I am a gyne-oncologist, obviously like I come to this from a biased perspective, but even bias aside, looking at the literature, it’s very clear in lots of conditions that specialty care matters, so surgery.
When someone has a mass or something on their ovary and are being taken to the operating room because there is a suspicion of cancer, the ability to have an oncologist available, a gynecologic oncologist available, to do the right surgery the first time is really important.
One reason is about stage. So doing all the things we need to do to find out if the cancer has spread, such as checking lymph nodes, doing biopsies all over the abdomen, removing part of the omentum, those things.
Two, we can preserve fertility in certain people with ovarian cancer with certain kinds of ovarian cancers, especially germ cell tumors. So I have seen plenty of women in their 20s and 30s who unfortunately had more surgery than they needed when it came to taking out their uterus and their other ovary, which those are provincially preservable without sacrificing cure rates.
Three, it’s about taking out all the cancer. To somebody who has widespread ovarian cancer, stage 3 ovarian cancer, we know that one of the most important prognosticators or ways for us to know if they can be cured or not cured and one of the most important influences in their response to treatment is getting out as much cancer as possible.
So as you’re reading online, you’ll hear words like "optimal tumor reduction" or "debulking," and those are about taking out as much cancer as possible, and there’s clear-cut data that being trained to do this makes you better at it, one.
Doing things like taking out lymph nodes, even in the setting of cancer that’s spread because that might be a sanctuary site of cancer, has an influence on outcome, there’s clear-cut data about that. Now some people say, “Well, surgeons do that kind of stuff all the time.”
Absolutely, general surgeons do it.
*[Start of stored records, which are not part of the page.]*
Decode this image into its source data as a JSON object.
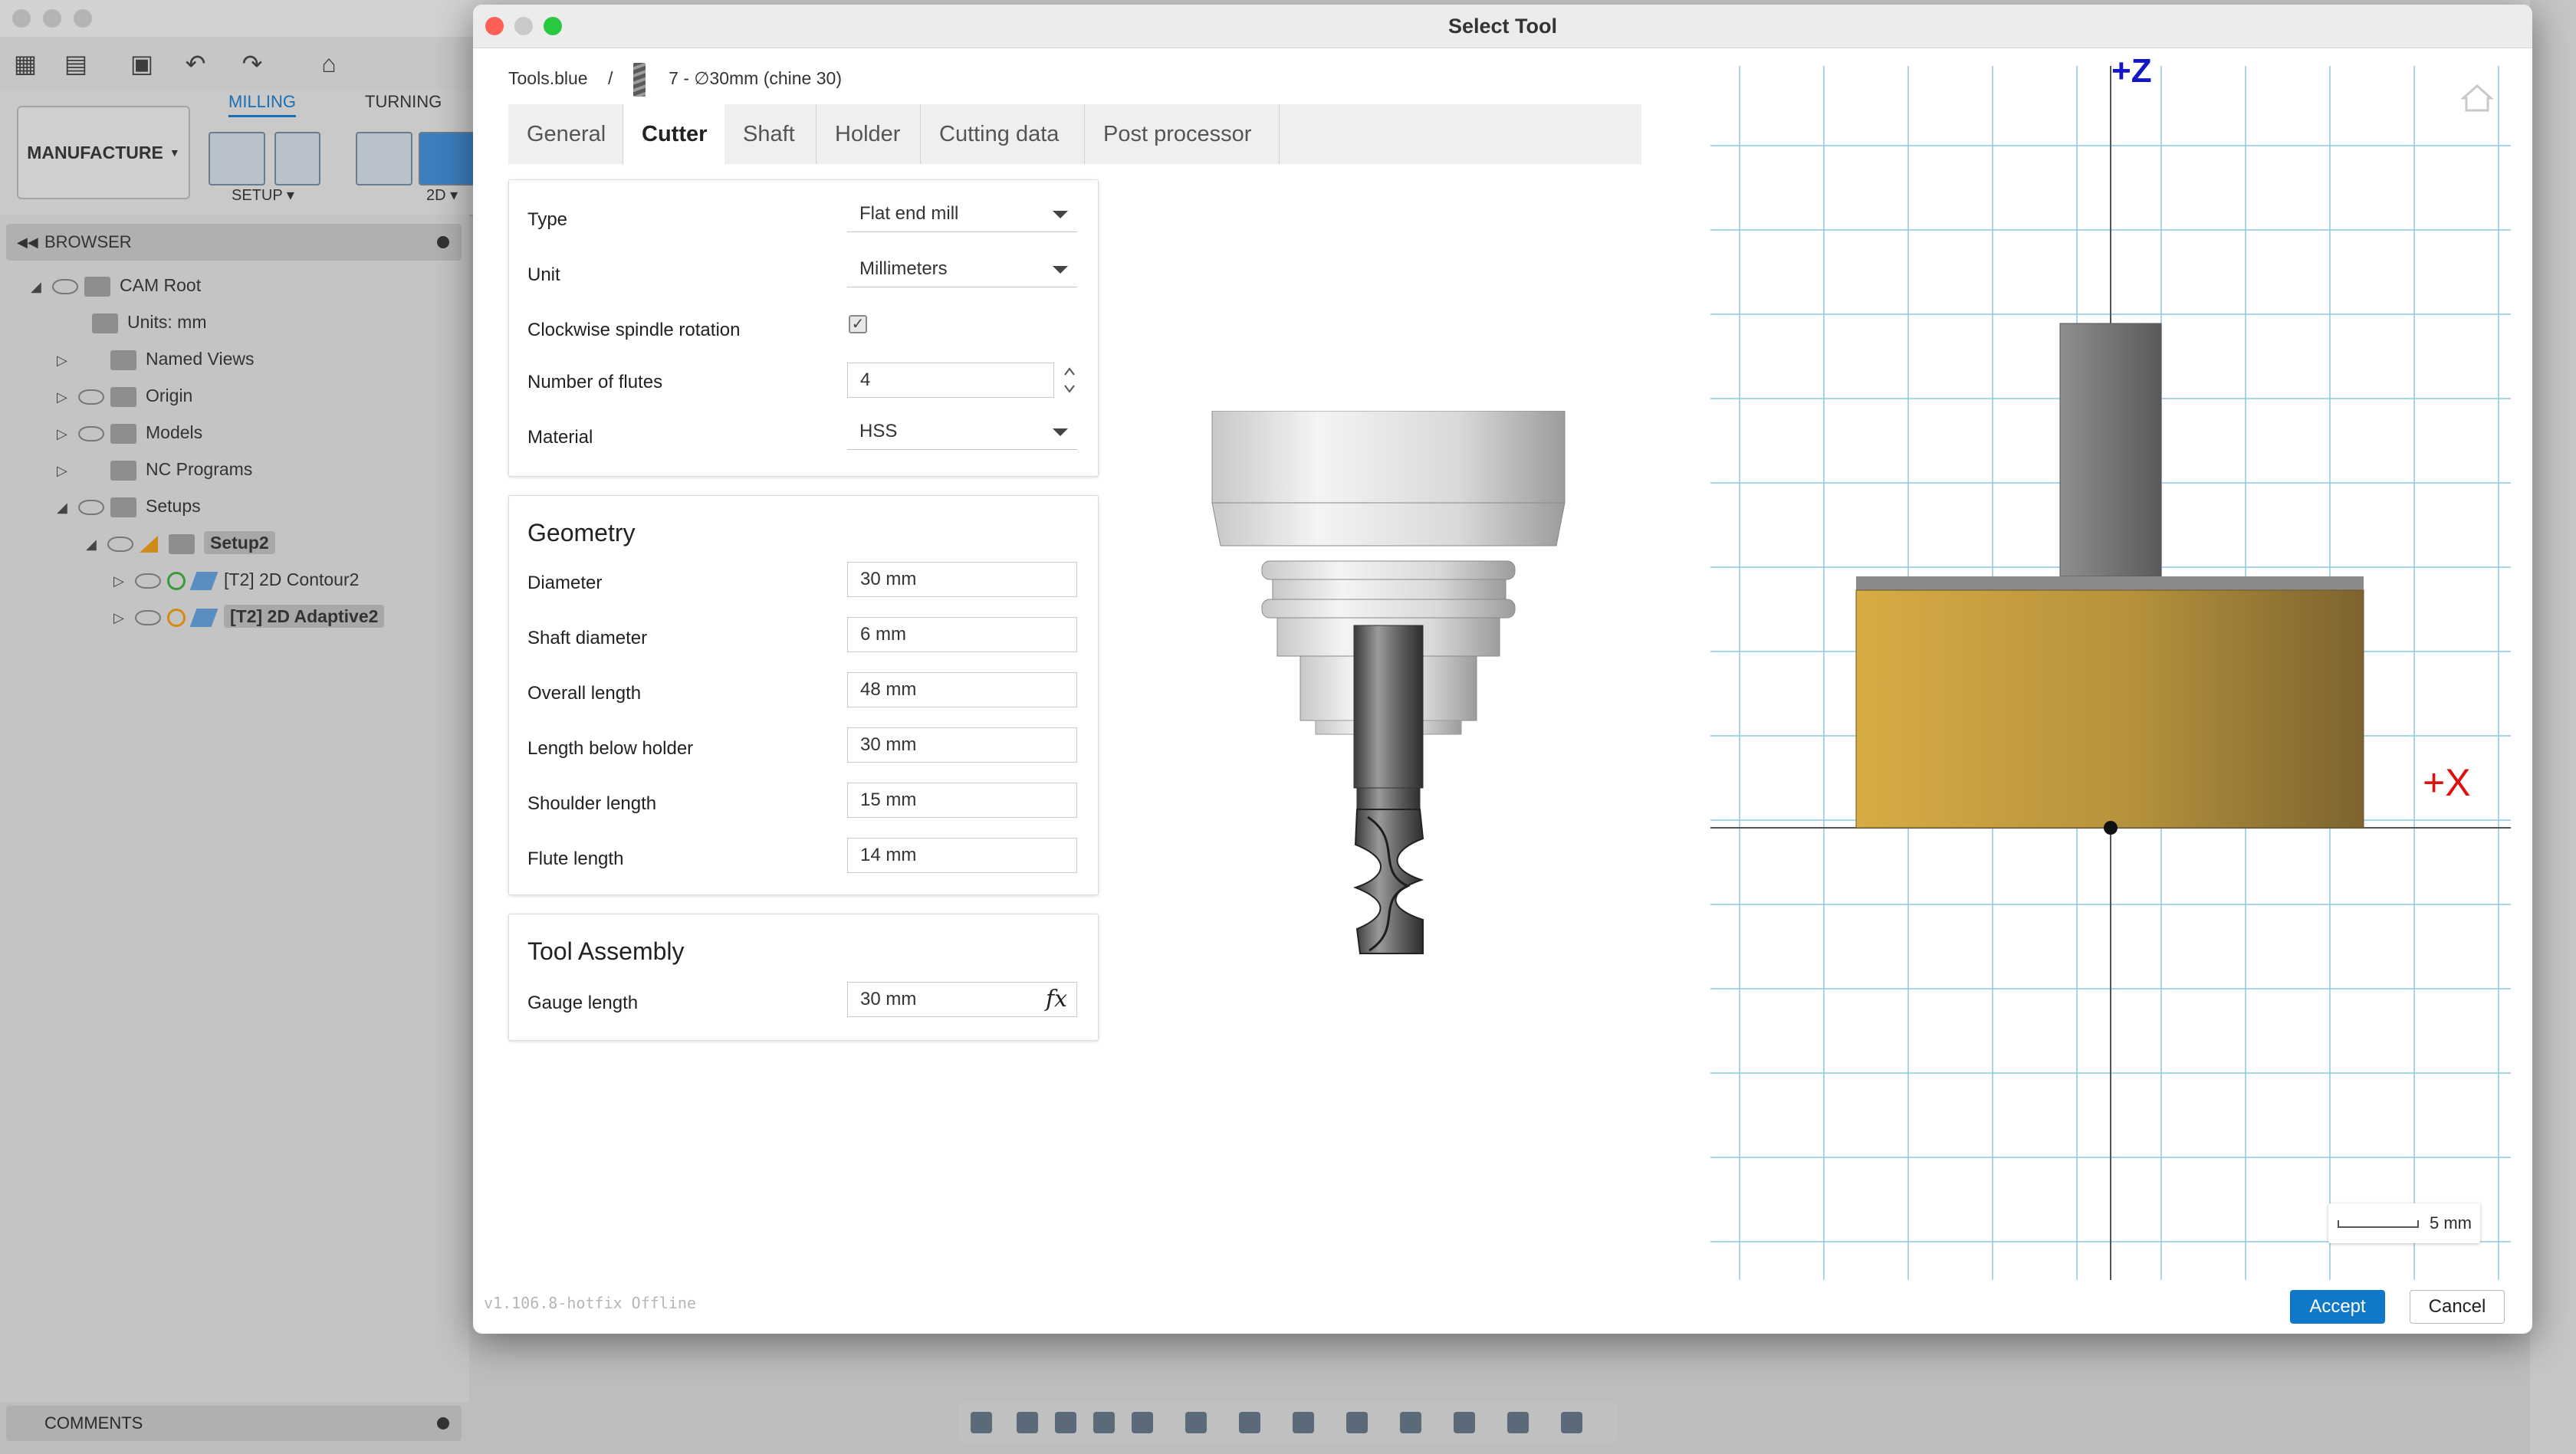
{
  "background_app": {
    "ribbon": {
      "workspace": "MANUFACTURE",
      "tabs": [
        "MILLING",
        "TURNING"
      ],
      "active_tab": "MILLING",
      "groups": [
        "SETUP",
        "2D"
      ]
    },
    "browser": {
      "title": "BROWSER",
      "items": [
        {
          "label": "CAM Root"
        },
        {
          "label": "Units: mm"
        },
        {
          "label": "Named Views"
        },
        {
          "label": "Origin"
        },
        {
          "label": "Models"
        },
        {
          "label": "NC Programs"
        },
        {
          "label": "Setups"
        },
        {
          "label": "Setup2"
        },
        {
          "label": "[T2] 2D Contour2"
        },
        {
          "label": "[T2] 2D Adaptive2"
        }
      ]
    },
    "comments_label": "COMMENTS"
  },
  "dialog": {
    "title": "Select Tool",
    "breadcrumb": {
      "library": "Tools.blue",
      "separator": "/",
      "tool": "7 - ∅30mm (chine 30)"
    },
    "tabs": [
      {
        "label": "General"
      },
      {
        "label": "Cutter"
      },
      {
        "label": "Shaft"
      },
      {
        "label": "Holder"
      },
      {
        "label": "Cutting data"
      },
      {
        "label": "Post processor"
      }
    ],
    "active_tab": "Cutter",
    "cutter": {
      "type_label": "Type",
      "type_value": "Flat end mill",
      "unit_label": "Unit",
      "unit_value": "Millimeters",
      "clockwise_label": "Clockwise spindle rotation",
      "clockwise_checked": true,
      "flutes_label": "Number of flutes",
      "flutes_value": "4",
      "material_label": "Material",
      "material_value": "HSS"
    },
    "geometry": {
      "title": "Geometry",
      "diameter_label": "Diameter",
      "diameter_value": "30 mm",
      "shaft_diameter_label": "Shaft diameter",
      "shaft_diameter_value": "6 mm",
      "overall_length_label": "Overall length",
      "overall_length_value": "48 mm",
      "length_below_holder_label": "Length below holder",
      "length_below_holder_value": "30 mm",
      "shoulder_length_label": "Shoulder length",
      "shoulder_length_value": "15 mm",
      "flute_length_label": "Flute length",
      "flute_length_value": "14 mm"
    },
    "tool_assembly": {
      "title": "Tool Assembly",
      "gauge_length_label": "Gauge length",
      "gauge_length_value": "30 mm",
      "fx_label": "fx"
    },
    "preview": {
      "z_axis_label": "+Z",
      "x_axis_label": "+X",
      "scale_label": "5 mm",
      "cutter_color": "#c9a23c",
      "grid_color": "#8cc8e6"
    },
    "version": "v1.106.8-hotfix Offline",
    "accept_label": "Accept",
    "cancel_label": "Cancel",
    "accent_color": "#0f78c8"
  }
}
The tricky thing is knowing that it’s ovarian cancer, so having the pathologic expertise to get a frozen section that says ovary and then knowing that ovary cancer is different than some other cancers.
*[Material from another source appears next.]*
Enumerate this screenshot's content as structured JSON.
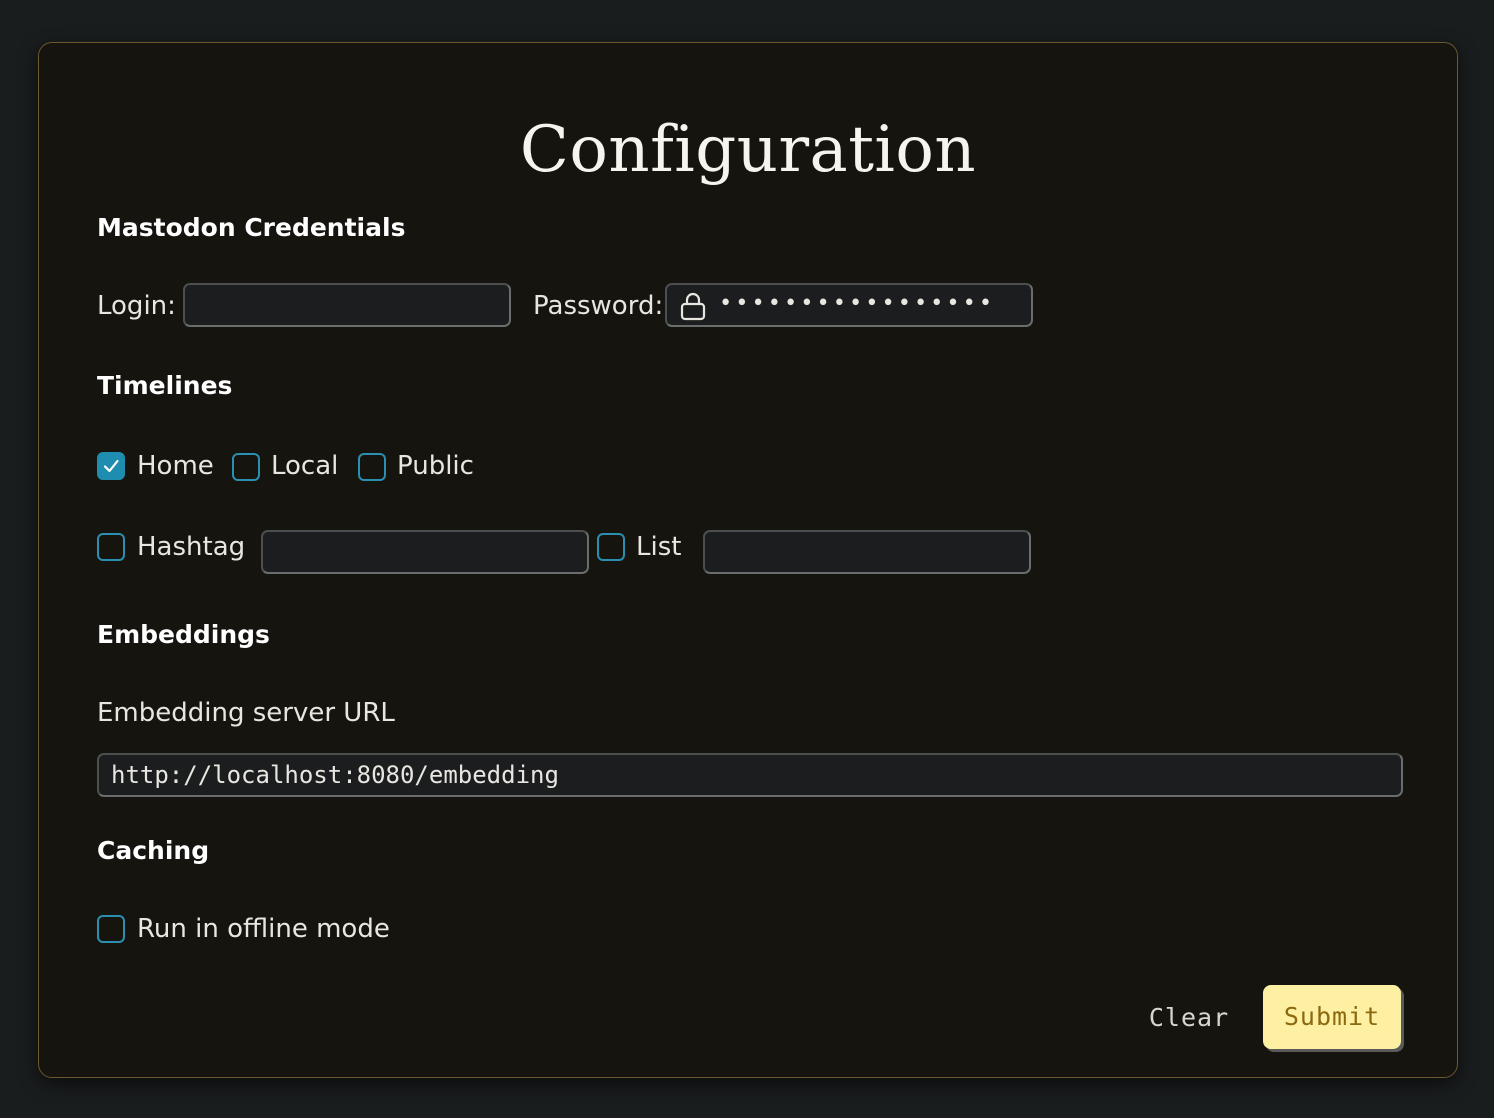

With other cancers, it's not as clear-cut that taking out all the cancer that’s visible makes a difference in cure rates and response to treatment. In ovary cancer, it's really quite clear. So someone who sees colon cancer most of the time might say, “Hmm, I am not sure if doing a huge operation is going to help this person, and so I am not going to do it,” that’s very, very different. In ovary cancer, it's very clear-cut that getting out the cancer gives us the best chance.
About Dr. Diljeet K. Singh, M.D., Dr.P.H.:
Dr. Diljeet K. Singh, M.D., Dr.P.H., is a gynecologic oncologist and is Co-Director of the Northwestern Ovarian Cancer Early Detection and Prevention Program. She is part of the Division of Gynecologic Oncology at the Robert H. Lurie Comprehensive Cancer Center of the Feinberg School of Medicine at Northwestern University in Chicago, Illinois.
Dr. Singh attended medical school at the Feinberg School of Medicine at Northwestern University. She completed her residency at Johns Hopkins Hospital in Baltimore, Maryland, and her fellowship at the University of Texas MD Anderson Cancer Center in Houston, Texas.
Dr. Singh specializes in gynecologic, cervical, ovarian, uterine, vaginal, and vulvar cancers.